Hi I have this question as part of my assignment but cannot get my head around part b, I have worked out part a with an answer of -9.2+17.3i amps which from a previous thread I know is correct, but can't understand why the equations given in the previous thread are different to what I have.

Homework Equations

Kirchhoffs current law

The Attempt at a Solution

V20-v30=v3

((V20-V1)/Z1)+((v20-v30)/z2)+(v20/z4)=0
((v20-v1)/z1)+(v3/z2)+(v20/z4)=0

((v30-v20)/z2)+((v30-v2)/z2)+(v30/z5)=0

 

[osilmag]

For the bottom equation, I think that middle term should be $\frac {V2 - V30}{Z3}$. And that would be equal to the other two terms.

 

[Babadag]

https://www.physicsforums.com/threads/mesh-analysis-ac-solving-simultaneous-equations.958998/

 

[Morgz129]

For the bottom equation, I think that middle term should be $\frac {V2 - V30}{Z3}$. And that would be equal to the other two terms.
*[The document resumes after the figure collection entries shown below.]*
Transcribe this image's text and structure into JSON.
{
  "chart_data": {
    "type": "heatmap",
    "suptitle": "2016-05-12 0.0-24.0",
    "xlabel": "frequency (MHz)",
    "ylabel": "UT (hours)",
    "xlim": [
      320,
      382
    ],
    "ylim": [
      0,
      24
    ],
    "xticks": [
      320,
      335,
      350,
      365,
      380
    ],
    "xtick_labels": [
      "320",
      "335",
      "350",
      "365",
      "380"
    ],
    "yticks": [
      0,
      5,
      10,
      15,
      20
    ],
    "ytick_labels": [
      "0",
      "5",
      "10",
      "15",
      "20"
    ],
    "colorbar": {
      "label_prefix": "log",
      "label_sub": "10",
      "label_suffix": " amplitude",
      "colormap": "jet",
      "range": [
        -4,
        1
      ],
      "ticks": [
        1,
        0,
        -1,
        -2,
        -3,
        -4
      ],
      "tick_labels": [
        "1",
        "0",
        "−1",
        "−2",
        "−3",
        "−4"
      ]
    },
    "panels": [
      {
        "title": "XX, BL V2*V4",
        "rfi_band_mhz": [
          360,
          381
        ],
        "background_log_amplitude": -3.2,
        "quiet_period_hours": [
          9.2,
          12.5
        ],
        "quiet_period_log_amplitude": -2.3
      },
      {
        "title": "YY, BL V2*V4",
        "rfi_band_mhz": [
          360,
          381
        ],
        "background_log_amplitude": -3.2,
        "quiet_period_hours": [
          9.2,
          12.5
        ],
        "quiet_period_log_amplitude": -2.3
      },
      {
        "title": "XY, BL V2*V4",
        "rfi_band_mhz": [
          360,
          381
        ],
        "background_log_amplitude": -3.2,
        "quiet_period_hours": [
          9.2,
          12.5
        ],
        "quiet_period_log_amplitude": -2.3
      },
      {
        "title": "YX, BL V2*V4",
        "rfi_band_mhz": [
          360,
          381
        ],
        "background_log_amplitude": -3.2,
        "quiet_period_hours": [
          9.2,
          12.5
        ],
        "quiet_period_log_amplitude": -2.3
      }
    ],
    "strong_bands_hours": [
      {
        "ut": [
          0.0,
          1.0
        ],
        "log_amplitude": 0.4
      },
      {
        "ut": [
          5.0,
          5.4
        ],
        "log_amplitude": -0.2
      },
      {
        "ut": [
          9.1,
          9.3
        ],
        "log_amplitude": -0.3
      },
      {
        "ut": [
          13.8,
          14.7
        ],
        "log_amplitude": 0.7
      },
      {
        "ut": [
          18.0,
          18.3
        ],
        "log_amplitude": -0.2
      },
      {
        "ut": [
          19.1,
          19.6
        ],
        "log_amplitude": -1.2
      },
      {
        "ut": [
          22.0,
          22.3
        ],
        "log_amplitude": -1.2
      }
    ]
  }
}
My mistake it should be divided by z3, but if I may ask why would it be ((v2-v30)/z3) instead of ((v30-v2)/z3)?

 

[osilmag]

It depends on how you define your directions. If current is flowing into the node from z3 and out of it at z5 and z2 then $v2-v30$ is the difference and $I,z3 = I,z5 + I,z2$